Straw Bales - Standard Size? Potential Toxins?

Waxhaw, NC(Zone 7b)

Good Morning My New Friends,

A couple of things I want to throw out there... I seem to be seeing a couple of different sizes of Straw..
Lowes had bales that looks HORRIBLE and they were way smaller then the standard 2 X 4 X 2? Is 2 X 4 X 2 a standard? Or am I wrong?

Also, I was warned not to use Pressure Treated Wood to frame my straw bales. I was reminded of all the nasty Arsenic and Toxins used in manufacturing pressure treated lumber. And, if a plant lays onto the frame, or the root system of a plant runs into it, with sunlight and hot tempuratures, all the toxins from the wood could potentially invade the plant. Arsenic is the primary chemical. With all the media about not using plastic containers to heat up food, because of the toxins... this made sense. What are your thoughts?

Lynn

Bardstown, KY(Zone 6a)

If all the scare about treated wood was real there would be no raised beds anywhere. (Other than those that could afford cedar!) The minute amount of POSSIBLE toxins that could leach into your soil should not be a concern in my opinion. Besides, I think that arsenic is no longer used for a preservative but I could be wrong. As for bale size I think they are around 40-42 inches long. Last year I placed 4 end to end and it came to around 14 feet in length so that would be exactly 42 inches.

Doug

Wake Forest, NC

Lynn: lots of info online about the treated lumber -vs- veggies debate.

I'm with Doug; it looks pretty safe.

Doug: how are you feeling? :-)

Bardstown, KY(Zone 6a)

COLD!

Alachua, FL(Zone 8b)

The latest standard pressure treated wood from Lowe's and HD does not have arsenic though the old stuff might still be available elsewhere. And if you use any old recycled PT lumber it probably still has the arsenic. I have some from an old deck I still use but never in contact with soil or plants and I'm very careful about the sawdust. The reason I don't use it in contact with the soil is, years ago, when I used it for raised beds and such, I noticed that even though it was resistant to decay it wasn't totally decay proof. And here in hot wet Florida it did eventually get eaten by decay causing organisms to some extent and did eventually break down. So some of that arsenic was going into the soil and groundwater - and maybe my food.

The latest PT wood doesn't use arsenic, just copper and a very alkaline form of ammonia. Look for "ACQ" on the label.
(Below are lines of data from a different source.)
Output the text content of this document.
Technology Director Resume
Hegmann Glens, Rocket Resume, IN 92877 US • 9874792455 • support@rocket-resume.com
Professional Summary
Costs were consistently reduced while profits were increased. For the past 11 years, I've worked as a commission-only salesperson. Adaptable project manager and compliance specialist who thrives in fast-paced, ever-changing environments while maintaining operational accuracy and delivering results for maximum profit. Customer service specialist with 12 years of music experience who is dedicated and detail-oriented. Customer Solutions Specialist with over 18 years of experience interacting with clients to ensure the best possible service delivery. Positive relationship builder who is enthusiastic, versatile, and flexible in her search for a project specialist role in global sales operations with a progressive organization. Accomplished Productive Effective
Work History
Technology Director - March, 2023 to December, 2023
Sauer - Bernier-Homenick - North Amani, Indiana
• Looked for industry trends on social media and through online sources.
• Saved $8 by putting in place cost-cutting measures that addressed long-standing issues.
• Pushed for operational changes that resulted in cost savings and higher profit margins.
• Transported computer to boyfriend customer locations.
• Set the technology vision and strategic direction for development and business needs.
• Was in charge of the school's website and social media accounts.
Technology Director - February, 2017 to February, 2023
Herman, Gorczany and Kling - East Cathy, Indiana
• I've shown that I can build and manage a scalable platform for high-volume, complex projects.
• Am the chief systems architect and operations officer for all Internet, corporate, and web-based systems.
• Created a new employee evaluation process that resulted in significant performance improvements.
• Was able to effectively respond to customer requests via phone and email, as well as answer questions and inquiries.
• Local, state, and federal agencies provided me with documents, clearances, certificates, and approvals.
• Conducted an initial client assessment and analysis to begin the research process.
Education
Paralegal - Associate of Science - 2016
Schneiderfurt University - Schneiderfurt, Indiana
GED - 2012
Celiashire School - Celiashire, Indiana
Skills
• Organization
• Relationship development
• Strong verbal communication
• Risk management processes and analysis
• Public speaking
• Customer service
There is a good overview of the change in PT lumber at http://www.fpl.fs.fed.us/documnts/techline/changes-pressure-treated-wood-for-residential-construction.pdf . If ACQ PT lumber breaks down you only get copper in the soil/groundwater since the ammonia just becomes a fertilizer. So I'm happier to use that for raised beds, containers, and other things like that when I really need it.

But - lately I try to stay with plastic tubs or galvanized wire bins since the new PT wood also breaks down in contact with our constantly damp spoil and I prefer not to risk anything going into the water supply. Then again, there could be stuff in the plastic that migrates into the veggies containers. But you got to stop worrying somewhere...

Canyon Lake, TX(Zone 8b)

Campfiredan, There are PTs with a higher level of retention that are treated specifically for ground contact that should be safe for raised beds. If you are interested in using PT for the garden, you made research this aspect a little more and become comfortable with using it.

I have priced PT lumber for ground contact to use for raised beds and found it to be somewhat costly when compared to the cost of 16" cinder blocks (what I use).

Alachua, FL(Zone 8b)

For most bed edging I too use the cinder blocks since the soil-rated PT stuff is so expensive (and the plastic lumber is even more so!) and concrete blocks last forever. For containers that I want to elevate to waist level I use the concrete blocks with plain of PT landscape timbers on top to support the bins. If the containers are plastic bins I make sure the drainage holes drain between the timbers so the lumber stay dry and free of dripped dirt (landscape timbers are *not* rated for contact with soil - go figure!). I also use bins made out of 2X4 welded wire mesh lined with landscape fabric. These drain all through the bottom so I loosely drape a piece of cheap plastic construction sheeting from Lowe's over the timbers so the timbers stay dry and clean and there is a valley directing the run through toward the ends of the elevated area. That way I can direct the run-through effluent to a place where something in the soil (a peach tree, banana tree, etc.) will use any left over nutrients. I have one system where I collect the effluent and pump it to another area - but that one is a bit overkill for most areas. Anyhow, that is probably the system I will use whenever I get some hale/straw bale gardens going. Two landscape timbers over two 8X8X16 concrete blocks, a layer of plastic over those timbers with a "channel" draped between them, and the bales on top of the layer of plastic. That should get the bales a bit higher than on the ground and keep the fire ants out of them too (fire ants get into everything here!).